E alla domanda sull’insegnamento della tecnologia risponde: “La tecnologia non è una materia, è uno strumento. La tecnologia ci consente di essere creatori di contenuti, non solo semplici fruitori. Tutti noi abbiamo conoscenze e misconoscente, abbiamo opinioni e possiamo contribuire anche noi attraverso la tecnologia condividendo con il resto della comunità. Siamo tutti esperti, a modo nostro portiamo conoscenza”.

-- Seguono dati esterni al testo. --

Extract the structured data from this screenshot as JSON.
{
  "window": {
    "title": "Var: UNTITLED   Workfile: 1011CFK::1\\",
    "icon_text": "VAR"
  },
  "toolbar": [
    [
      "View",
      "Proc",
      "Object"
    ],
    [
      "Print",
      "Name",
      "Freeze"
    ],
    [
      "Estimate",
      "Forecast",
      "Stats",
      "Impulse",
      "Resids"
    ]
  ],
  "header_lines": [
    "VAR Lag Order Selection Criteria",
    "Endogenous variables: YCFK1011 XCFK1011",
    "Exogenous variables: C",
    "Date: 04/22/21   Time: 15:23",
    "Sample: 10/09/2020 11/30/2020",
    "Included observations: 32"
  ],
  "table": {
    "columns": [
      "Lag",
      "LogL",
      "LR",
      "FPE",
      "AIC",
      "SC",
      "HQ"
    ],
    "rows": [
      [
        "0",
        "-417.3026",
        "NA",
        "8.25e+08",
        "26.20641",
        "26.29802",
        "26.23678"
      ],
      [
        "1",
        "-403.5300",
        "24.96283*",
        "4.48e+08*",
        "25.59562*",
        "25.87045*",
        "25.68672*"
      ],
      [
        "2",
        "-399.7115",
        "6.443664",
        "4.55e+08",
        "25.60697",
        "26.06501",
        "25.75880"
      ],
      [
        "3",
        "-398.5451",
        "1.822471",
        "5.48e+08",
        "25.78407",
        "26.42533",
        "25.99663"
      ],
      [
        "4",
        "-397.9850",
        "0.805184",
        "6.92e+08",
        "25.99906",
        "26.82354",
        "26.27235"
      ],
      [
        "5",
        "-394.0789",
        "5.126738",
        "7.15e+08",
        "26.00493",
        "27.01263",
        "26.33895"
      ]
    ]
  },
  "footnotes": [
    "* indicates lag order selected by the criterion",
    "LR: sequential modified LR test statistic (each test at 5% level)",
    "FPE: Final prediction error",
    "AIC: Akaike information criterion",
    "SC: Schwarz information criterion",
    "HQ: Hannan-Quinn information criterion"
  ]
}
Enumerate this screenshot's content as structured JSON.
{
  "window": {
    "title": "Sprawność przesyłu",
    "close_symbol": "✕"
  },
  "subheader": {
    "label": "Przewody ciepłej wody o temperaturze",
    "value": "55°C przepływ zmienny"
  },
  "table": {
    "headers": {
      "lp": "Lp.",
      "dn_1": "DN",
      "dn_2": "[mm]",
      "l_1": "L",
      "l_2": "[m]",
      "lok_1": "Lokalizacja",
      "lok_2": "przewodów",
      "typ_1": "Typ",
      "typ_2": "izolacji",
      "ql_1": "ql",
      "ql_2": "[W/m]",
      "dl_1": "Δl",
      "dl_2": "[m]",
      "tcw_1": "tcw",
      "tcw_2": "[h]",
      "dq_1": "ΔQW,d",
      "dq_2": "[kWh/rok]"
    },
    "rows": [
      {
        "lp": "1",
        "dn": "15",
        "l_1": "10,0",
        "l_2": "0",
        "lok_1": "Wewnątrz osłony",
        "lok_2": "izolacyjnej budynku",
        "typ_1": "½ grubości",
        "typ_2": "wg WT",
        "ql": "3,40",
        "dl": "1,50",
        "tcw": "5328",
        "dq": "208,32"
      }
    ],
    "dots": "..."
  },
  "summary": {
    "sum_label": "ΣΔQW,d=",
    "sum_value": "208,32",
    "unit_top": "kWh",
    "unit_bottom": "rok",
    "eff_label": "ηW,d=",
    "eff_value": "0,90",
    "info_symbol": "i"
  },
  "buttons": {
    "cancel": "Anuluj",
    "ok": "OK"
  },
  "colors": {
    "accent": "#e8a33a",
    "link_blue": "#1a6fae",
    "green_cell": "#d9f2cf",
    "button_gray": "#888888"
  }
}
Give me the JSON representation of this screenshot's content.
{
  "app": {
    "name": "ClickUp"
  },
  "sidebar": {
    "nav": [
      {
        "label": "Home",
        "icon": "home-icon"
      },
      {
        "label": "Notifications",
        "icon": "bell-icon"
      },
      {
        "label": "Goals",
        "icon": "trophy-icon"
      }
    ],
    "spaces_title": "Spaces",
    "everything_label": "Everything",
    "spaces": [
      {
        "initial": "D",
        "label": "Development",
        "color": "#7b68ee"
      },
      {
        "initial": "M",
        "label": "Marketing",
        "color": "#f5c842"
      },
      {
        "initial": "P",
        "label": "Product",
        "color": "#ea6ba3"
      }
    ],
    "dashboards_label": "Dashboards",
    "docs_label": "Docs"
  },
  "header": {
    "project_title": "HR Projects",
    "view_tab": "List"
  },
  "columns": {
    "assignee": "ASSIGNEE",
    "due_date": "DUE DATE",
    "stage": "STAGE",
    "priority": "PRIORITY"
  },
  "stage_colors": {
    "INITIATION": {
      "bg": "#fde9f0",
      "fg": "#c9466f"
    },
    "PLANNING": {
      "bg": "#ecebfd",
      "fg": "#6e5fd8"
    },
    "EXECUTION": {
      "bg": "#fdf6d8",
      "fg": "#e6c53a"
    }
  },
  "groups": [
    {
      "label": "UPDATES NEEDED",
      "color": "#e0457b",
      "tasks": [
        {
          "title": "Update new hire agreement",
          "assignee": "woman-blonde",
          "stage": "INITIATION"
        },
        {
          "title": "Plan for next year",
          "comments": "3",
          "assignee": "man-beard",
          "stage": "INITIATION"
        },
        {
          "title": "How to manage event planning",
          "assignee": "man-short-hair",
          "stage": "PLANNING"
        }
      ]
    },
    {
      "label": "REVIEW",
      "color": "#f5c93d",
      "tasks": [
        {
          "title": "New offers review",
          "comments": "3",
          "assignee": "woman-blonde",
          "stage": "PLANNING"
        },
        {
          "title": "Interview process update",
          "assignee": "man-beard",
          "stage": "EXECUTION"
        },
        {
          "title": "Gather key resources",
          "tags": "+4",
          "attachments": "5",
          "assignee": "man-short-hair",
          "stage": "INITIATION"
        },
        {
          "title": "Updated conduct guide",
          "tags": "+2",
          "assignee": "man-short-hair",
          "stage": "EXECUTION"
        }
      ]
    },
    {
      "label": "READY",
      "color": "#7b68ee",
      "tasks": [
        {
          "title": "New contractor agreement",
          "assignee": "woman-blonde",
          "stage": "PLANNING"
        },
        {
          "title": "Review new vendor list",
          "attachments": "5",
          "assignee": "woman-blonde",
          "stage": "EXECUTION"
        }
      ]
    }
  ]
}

Tutti d’accordo nel precisare che la tecnologia, quindi, è uno strumento e l’educazione al digitale non è l’educazione ai social media. “La mia autorevolezza non sta nelle mie competenze, ma nello stare affianco ai ragazzi e imparando a imparare sempre. Si deve scegliere se fare lo spettatore o fare il protagonista. Imparare ad apprendere, decidere da soli cosa fare, non aspettare che qualcuno ci dica cosa fare, ci insegni. Offrire delle possibilità, questa è la sfida di noi adulti”, è ancora Barbara Laura Alaimo a mettere il focus sulla parola educazione, piuttosto che su digitale.

[…]

In panel si conclude parlando di competenze del futuro, creatività, flessibilità, imprenditorialità, collaborazione, il poter crearsi delle stazioni nuove senza paura. E a una domanda del pubblico sulla cattiva maestra tecnologia Barbara risponde “Occorre crescere una persona integrale: videogioco, sport e aria aperta. Difficile da gestire come genitore, ma anche doveroso. La tecnologia non toglie tempo ad altre cose, ne è un arricchimento. Vince l’et et e non l’aut aut.